Kathleen Mortensen©2009 Page copy protected against web site content infringement by Copyscape


21 thoughts on “OSI: “intersections”

  1. THis is lovely-poignant and exciting. I love the part about the people who are envious of her for leaving-it is so hard to leave the familiar but it is always admirable.I did eat the cherry!


  2. Sarah – You caught me just before I caught a glaring problem with the structure of the first verse. I posted the corrected version right after you must have commented!I'm glad you ate the “heart”. Now I need to go buy some myself.Kat


  3. Elspeth may not realise wot she's getting herself into. Leaving the sheltered country life she's always known, for the untamed wilds of the metropolis.

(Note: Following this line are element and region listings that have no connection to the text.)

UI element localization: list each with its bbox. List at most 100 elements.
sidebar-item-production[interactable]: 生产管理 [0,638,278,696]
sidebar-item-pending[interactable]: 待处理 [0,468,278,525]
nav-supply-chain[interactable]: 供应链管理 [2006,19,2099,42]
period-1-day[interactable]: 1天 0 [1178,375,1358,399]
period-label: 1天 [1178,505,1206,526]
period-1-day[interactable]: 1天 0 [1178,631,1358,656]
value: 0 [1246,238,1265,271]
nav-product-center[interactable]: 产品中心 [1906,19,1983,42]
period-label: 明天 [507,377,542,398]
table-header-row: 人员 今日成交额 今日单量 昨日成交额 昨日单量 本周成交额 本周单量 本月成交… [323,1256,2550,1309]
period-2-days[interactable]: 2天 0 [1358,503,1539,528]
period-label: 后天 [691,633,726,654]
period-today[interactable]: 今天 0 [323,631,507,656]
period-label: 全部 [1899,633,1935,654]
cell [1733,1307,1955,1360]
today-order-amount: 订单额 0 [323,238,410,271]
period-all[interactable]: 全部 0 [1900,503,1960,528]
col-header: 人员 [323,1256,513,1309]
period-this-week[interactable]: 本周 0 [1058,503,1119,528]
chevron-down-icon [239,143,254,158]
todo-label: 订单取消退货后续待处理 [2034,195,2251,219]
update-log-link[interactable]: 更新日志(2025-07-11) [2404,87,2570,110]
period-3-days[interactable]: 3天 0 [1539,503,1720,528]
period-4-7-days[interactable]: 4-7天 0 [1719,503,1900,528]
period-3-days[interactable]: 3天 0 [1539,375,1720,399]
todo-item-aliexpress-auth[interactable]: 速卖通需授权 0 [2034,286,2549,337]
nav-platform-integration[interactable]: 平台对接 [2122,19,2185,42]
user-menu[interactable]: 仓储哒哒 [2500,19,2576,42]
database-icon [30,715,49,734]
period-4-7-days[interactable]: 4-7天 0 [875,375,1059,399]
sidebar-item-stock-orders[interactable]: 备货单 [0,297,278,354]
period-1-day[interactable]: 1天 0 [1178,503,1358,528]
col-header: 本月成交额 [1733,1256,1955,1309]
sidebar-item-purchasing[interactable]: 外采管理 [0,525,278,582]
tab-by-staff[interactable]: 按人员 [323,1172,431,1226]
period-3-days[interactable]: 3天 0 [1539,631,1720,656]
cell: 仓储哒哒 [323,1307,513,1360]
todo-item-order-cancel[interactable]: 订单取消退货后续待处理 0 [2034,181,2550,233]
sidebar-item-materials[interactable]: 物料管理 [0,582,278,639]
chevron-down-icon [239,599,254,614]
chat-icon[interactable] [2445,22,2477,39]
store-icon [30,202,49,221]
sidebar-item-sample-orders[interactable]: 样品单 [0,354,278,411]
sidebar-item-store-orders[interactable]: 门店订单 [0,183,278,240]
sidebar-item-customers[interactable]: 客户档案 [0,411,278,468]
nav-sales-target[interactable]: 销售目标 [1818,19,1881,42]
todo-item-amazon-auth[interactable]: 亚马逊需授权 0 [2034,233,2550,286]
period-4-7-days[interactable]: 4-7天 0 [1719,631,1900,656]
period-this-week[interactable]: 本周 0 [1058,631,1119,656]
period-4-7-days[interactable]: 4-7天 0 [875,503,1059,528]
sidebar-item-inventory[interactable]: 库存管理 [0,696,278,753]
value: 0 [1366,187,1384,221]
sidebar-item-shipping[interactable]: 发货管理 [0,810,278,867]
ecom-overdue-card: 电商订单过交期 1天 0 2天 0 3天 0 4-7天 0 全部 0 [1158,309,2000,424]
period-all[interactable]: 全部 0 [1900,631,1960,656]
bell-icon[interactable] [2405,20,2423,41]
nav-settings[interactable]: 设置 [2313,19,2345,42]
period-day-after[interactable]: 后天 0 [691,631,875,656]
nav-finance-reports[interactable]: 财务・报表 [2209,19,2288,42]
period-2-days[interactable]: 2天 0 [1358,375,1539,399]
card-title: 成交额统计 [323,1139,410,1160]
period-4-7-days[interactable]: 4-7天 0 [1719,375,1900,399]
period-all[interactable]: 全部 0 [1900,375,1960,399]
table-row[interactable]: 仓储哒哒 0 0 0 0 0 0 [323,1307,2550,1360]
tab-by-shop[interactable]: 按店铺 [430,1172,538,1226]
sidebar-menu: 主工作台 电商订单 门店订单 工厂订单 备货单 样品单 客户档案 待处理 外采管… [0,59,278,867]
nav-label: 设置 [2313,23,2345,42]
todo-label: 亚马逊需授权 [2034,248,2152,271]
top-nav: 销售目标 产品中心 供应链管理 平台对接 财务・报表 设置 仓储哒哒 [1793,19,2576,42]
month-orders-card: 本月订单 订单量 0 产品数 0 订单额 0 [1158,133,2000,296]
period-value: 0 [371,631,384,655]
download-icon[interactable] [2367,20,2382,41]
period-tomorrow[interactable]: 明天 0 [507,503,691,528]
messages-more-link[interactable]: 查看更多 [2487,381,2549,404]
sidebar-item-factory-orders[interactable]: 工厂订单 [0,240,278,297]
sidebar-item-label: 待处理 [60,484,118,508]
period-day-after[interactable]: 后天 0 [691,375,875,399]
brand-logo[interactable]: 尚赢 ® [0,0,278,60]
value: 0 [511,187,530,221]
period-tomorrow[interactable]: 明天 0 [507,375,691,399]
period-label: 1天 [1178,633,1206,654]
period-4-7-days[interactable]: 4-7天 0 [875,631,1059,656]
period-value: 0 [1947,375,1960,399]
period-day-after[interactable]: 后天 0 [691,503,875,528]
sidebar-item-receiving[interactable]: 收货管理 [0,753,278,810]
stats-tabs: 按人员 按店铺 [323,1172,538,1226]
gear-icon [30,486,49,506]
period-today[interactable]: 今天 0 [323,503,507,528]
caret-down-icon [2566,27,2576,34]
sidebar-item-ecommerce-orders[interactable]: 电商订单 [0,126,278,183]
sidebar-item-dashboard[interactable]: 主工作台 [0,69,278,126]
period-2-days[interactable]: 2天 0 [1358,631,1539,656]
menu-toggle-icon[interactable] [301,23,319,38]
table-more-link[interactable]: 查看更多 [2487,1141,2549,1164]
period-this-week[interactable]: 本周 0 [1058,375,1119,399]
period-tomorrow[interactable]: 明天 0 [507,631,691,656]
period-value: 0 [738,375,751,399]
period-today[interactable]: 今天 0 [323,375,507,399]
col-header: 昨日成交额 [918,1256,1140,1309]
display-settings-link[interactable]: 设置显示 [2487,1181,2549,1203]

What will happen next? Oh pray continue, Kat!


  4. Great story, Kat. I liked the comparison to Mary Tyler Moore going to the big city. We have several Mennonite women who come into town to grocery shop. I've often wondered of the pressures and and how they might feel, or be shunned, on leaving the old ways.What inspired you?


  5. Ever see 'The Witness' with Harrison Ford? Not sure why, other than the obvious, that trotted across my mind.Great story, Kat. Gotta leave home before you can ever come back.


  6. I can relate to this poem on a very personal level. I was that girl. In a rare moment, she samples the tang of a new world. A dream is born and held close in a world comfortable with itself. The time comes. She honors her vision. Life will never be the same. You tell her story with such wonder and tenderness.


  7. This is a lovely poem of days gone by. I can relate to it throughout my life more than once. I remember graduating and not realizing my life would never be the same again. And then getting married, my life changed again, never to be the same again. And finally 11 years ago, when we sold the farm and moved 900 miles away, my life has never been the same as it was then. But, I must say it always gotten better. So all I can say is, don't ever be afraid of change, somehow it always gets better….


  8. I think I can identify with her a little; maybe I haven't had such a drastic change, but I know the difference between the quiet of that little farm and the busy, noisy city! =) Great poem!


  9. Kat – This is WONDERFUL! You have gotten into her head and showed us her heart. This is just amazingly well written. What a wonderful ability you have to inhabit your character.


  10. Kat,I somehow missed this when you posted it. It is truly lovely. I felt Elspeth's elation, her fear, her determination. Sorry to be late in responding – I really like this poem.